Commission Vice President in charge of competition policy Joaquín Almunia said that Thermo's divestures would "preserve competition and innovation in the life sciences industry.
Thermo Fisher Scientific is selling three business lines to GE in a $1.1 billion deal intended to expedite European Commission approval for its $13.6 billion acquisition of Life Technologies.
Thermo's cell culture, gene modulation, and magnetic beads businesses will become part of GE Healthcare’s Life Sciences division.
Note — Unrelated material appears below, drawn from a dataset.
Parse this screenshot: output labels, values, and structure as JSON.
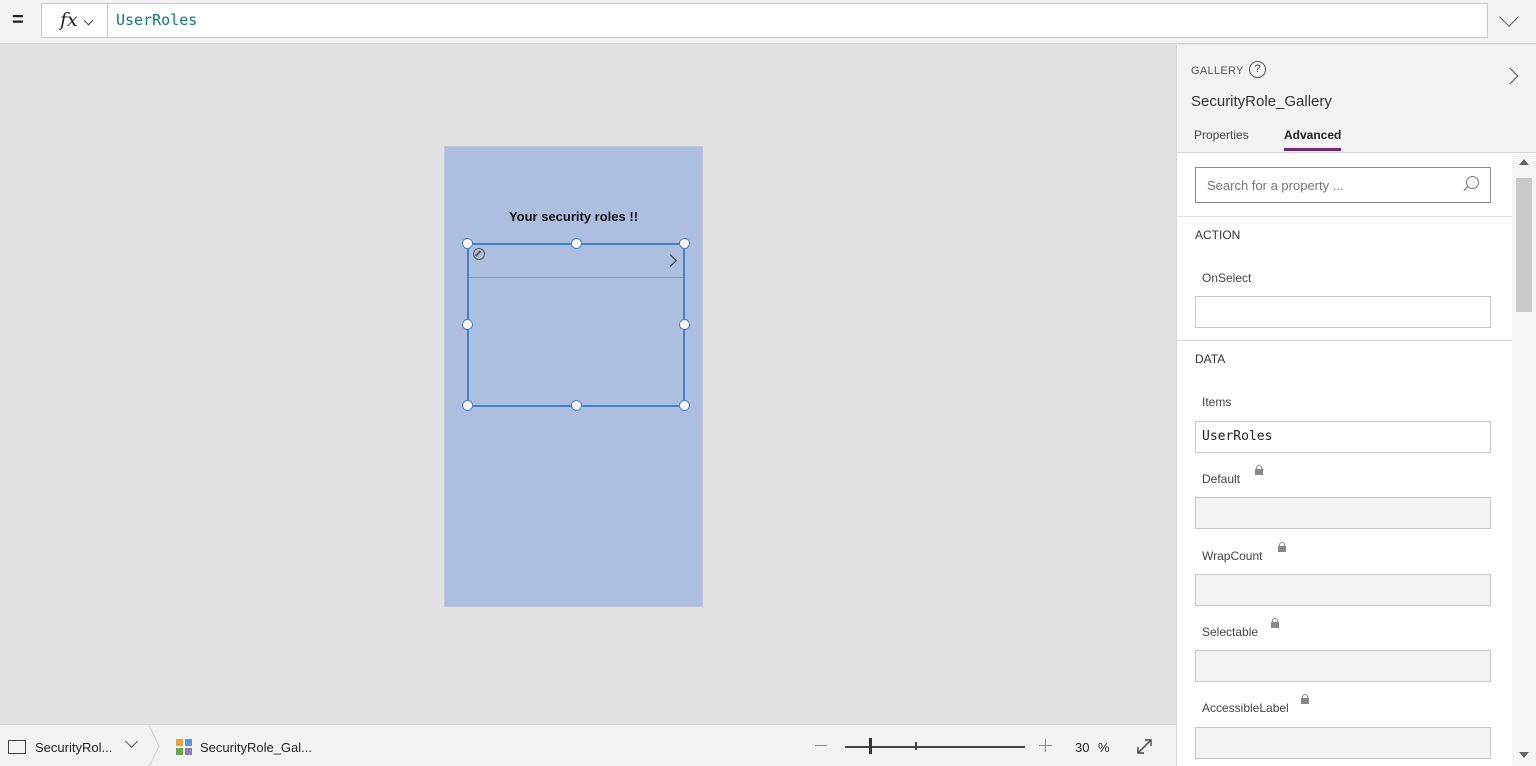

Together, the businesses were expected to generate revenue of about $250 million in 2013, according to Thermo.
The European Commission said in November 2013 that given the overlap in Thermo and Life's lab instruments and consumables businesses, the initial plans for the merger would have significantly reduced competition in those areas. The commission also expressed concerns that the market shares, track records, intellectual property rights, technical know-how, and commercial relationships of Thermo and Life combined would constitute too significant a barrier to entry for competition.
In order to address the concerns, Thermo Fisher will divest the part of its HyClone business selling media and sera for cell culture; its gene modulation business in Lafayette, Colorado; and its polymer-based magnetic beads business. It also committed to a 2-year transitional agreement to supply magnetic beads to the purchaser, GE.
Commission Vice President in charge of competition policy Joaquín Almunia said that Thermo's divestures would "preserve competition and innovation in the life sciences industry."
Although GE's acquisition remains subject to additional regulatory approvals, the deal is expected to close in early 2014.